One wonders, as more anecdotal information of this nature comes to light about the Colorado study, what still-unknown forces simmered behind the scenes in Dr. Condon's UFO kitchen. The late (and often hilariously in error) UFO debunker Phil Klass tried to make project members Edward Condon and Robert Low "victims" of UFO proponents such as Dr. James McDonald, but it's quite obvious that the downfall of key project participants centered heavily upon scientists performing negligible science -- or no science at all.

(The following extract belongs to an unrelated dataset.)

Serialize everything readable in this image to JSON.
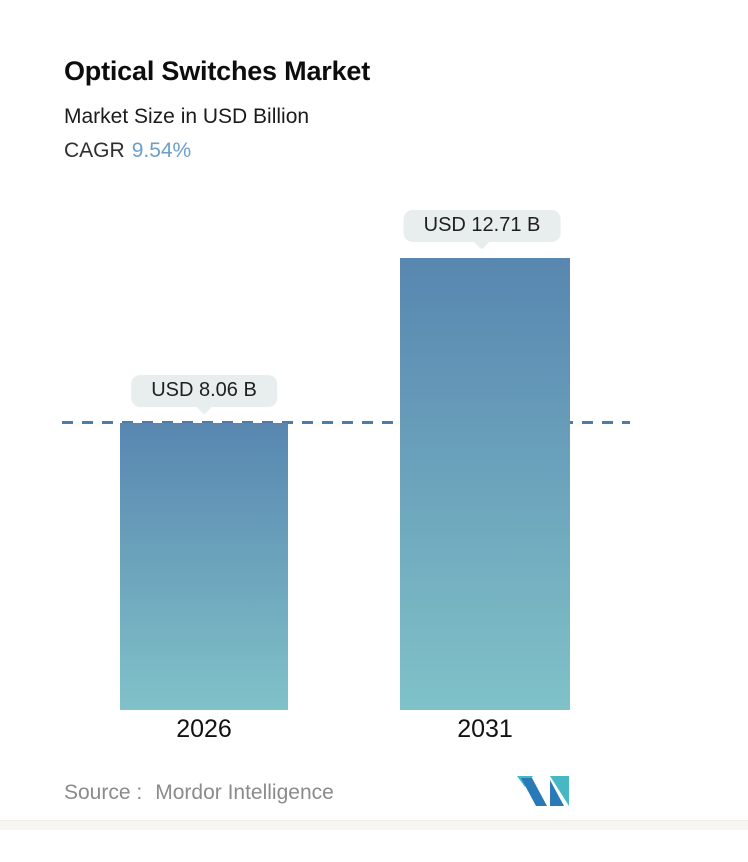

I've not re-posted visuals on this blog previously, but I am putting up my 1968 letter from Gerald Ford (see blog of June 11, 2007) again to drive home some nebulous point that deserves more clarity than I can manage here. Maybe I'm just tired of the official nonsense -- thousands of impressive UFO reports just from the U.S., plus former military personnel putting their reputations on the line by daring to go public, and so many in Congress just sitting like bumps on logs, refusing to do a damned thing to make their public testimony easier and not fraught with potential legal threats for coming forward. Sometimes, I feel that if I read one more official statement assuring us that UFOs represent no threat to our national security -- yet military personnel are forbidden under various regulations to go public with their dramatic UFO encounters because speaking out may violate national security -- I may well turn to stone.

Gerald Ford? Congressman, then President, Gerald Ford, the subject of so many entries on this blog, now departed, of course. Mr. Ford, I would suggest rhetorically, knew, knew the Colorado project turned into a farce. Why didn't he do something, anything? The "UFO baby" lingered restlessly in Ford's hands since the Michigan UFO sightings, when he spoke oh SO eloquently about the need for an investigation, the once-and-forever, tell-all-at-last, absolute final word and determination. What happened? What happens to those folks in Washington whenever important UFO evidence flies into their soup?

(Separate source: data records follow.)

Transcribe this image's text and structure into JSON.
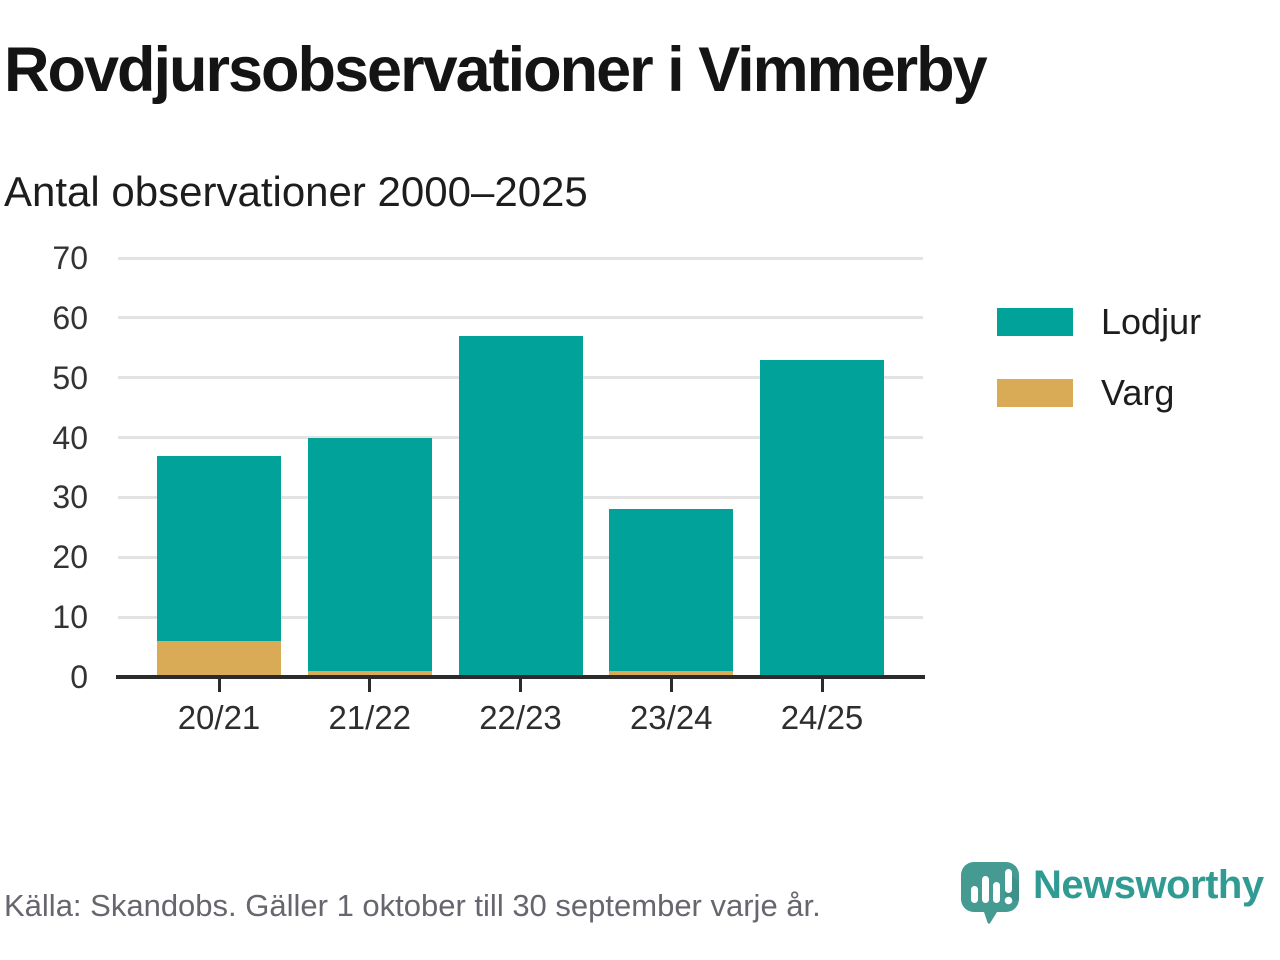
{
  "page": {
    "title": "Rovdjursobservationer i Vimmerby",
    "subtitle": "Antal observationer 2000–2025",
    "source_note": "Källa: Skandobs. Gäller 1 oktober till 30 september varje år.",
    "brand": {
      "name": "Newsworthy",
      "logo_icon": "newsworthy-speech-bubble-bar-chart-icon"
    }
  },
  "colors": {
    "lodjur_teal": "#00a29a",
    "varg_gold": "#d9ab56",
    "axis": "#2b2b2b",
    "gridline": "#e3e3e3",
    "brand_teal": "#459a92",
    "brand_text": "#2f9b93",
    "source_text": "#66666f"
  },
  "chart_data": {
    "type": "bar",
    "stacked": true,
    "title": "Rovdjursobservationer i Vimmerby",
    "subtitle": "Antal observationer 2000–2025",
    "categories": [
      "20/21",
      "21/22",
      "22/23",
      "23/24",
      "24/25"
    ],
    "series": [
      {
        "name": "Lodjur",
        "color": "#00a29a",
        "values": [
          31,
          39,
          57,
          27,
          53
        ]
      },
      {
        "name": "Varg",
        "color": "#d9ab56",
        "values": [
          6,
          1,
          0,
          1,
          0
        ]
      }
    ],
    "stack_bottom_to_top": [
      "Varg",
      "Lodjur"
    ],
    "stacked_totals": [
      37,
      40,
      57,
      28,
      53
    ],
    "ylim": [
      0,
      70
    ],
    "yticks": [
      0,
      10,
      20,
      30,
      40,
      50,
      60,
      70
    ],
    "xlabel": "",
    "ylabel": "",
    "grid": true,
    "legend_position": "right"
  }
}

Robert Salas -- thank you for enlightening us, sir. The rest of us should always ask the question, who are the real patriots? What extraordinary measures sometimes constitute heroism? Who will offer and interpret the information we have been denied on a regular basis, and for so long, by the nameless and faceless who, though performing their duties expertly and covertly, nonetheless perform them in that sector of a free and open government intended to impart knowledge to all citizens? One needn't be a conspiracy theorist, or even a "bad" American, for gosh sakes, just to insist that our government tell the people the truth.